The US Food and Drug Administration (FDA) maintains a list of Food Action Defect Levels in the Code of Federal Regulations "to establish maximum levels of natural or unavoidable defects in foods for human use that present no health hazard."
A local news station in Michigan got hold of this list and started asking people on the street how they felt about the number of bug parts allowed in their coffee and the amount of rodent "excreta" tolerated in their chocolate.
My local news station in Wichita, Kansas, broadcast their story Tuesday while I shook my head and chuckled. There were a lot of interesting faces as people looked from their cup to the list and back again.
In the end, I got the impression that the public is okay with a few bug parts (and laugh about getting the extra protein), but won’t stand for the poop.
We here at barfblog.com continually advocate keeping as much poop out of food as possible, and proudly wear our t-shirts that declare, "don’t eat poop" with a message about handwashing on the back.

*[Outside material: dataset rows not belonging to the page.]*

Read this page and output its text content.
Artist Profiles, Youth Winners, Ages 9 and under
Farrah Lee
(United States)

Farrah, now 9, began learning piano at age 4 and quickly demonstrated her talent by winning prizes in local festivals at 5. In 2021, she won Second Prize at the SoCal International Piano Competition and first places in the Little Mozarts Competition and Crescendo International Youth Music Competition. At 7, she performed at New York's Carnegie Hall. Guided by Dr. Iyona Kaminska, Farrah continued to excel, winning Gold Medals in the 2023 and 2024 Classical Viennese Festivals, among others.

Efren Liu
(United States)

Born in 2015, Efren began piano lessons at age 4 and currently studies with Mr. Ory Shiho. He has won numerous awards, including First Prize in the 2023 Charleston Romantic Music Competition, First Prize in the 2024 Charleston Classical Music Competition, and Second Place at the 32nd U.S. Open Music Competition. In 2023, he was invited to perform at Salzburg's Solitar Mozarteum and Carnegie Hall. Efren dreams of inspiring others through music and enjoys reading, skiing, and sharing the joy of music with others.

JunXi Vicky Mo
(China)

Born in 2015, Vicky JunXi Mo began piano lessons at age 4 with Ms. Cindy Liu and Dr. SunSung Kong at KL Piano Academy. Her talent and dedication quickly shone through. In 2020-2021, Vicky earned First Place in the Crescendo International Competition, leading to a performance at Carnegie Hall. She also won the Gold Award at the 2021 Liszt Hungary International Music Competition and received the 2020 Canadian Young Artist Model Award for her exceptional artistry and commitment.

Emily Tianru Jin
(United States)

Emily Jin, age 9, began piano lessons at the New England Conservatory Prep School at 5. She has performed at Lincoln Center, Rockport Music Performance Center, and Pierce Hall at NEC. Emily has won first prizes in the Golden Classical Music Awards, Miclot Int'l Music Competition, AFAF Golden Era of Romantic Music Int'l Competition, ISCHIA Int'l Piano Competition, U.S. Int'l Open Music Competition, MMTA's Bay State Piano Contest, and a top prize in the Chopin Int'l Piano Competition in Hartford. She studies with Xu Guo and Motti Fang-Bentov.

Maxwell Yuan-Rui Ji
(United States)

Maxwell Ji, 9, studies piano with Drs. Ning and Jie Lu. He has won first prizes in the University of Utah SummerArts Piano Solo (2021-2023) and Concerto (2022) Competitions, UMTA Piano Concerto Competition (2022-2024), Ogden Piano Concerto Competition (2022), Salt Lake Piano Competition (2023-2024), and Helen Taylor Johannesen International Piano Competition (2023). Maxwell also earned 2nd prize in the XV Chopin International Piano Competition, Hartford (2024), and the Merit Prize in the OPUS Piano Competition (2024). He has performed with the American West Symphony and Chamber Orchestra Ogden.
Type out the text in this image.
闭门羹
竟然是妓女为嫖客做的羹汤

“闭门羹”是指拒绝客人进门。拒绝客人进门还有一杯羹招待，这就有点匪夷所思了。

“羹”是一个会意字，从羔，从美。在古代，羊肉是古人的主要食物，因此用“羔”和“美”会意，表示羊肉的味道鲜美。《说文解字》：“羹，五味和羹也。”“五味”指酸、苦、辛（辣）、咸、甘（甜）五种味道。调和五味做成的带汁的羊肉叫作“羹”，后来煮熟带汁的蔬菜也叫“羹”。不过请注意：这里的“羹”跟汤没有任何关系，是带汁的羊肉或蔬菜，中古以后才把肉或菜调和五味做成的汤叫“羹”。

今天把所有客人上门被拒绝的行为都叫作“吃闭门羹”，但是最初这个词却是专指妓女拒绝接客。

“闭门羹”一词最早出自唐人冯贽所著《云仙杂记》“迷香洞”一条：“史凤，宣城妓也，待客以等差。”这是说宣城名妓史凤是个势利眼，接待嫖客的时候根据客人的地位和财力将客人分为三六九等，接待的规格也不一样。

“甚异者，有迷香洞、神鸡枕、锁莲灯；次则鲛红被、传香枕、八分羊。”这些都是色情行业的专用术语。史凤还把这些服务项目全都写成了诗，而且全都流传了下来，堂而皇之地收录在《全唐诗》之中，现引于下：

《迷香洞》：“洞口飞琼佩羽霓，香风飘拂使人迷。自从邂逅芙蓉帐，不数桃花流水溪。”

But I’m not crazy. I realize, like the FDA (not the USDA, as asserted in the story, which primarily regulates only meat and poultry products), that it’s virtually impossible to keep the entire (non-meat and -poultry) food supply 100% poop-free. Therefore, I’m glad there are regulations in place to reduce the microbial risks associated with that poop. (The poop that got into the peanuts at the Peanut Corp. of America plant violated those regs.)
I’m just saying… some poop happens. Risks that cannot be eliminated can, and should, be controlled. Responsible, informed producers and consumers do this every day with tools like the FDA Defect Action Level Handbook and tip-sensitive digital meat thermometers.
Do your part: wash your hands and stick it in.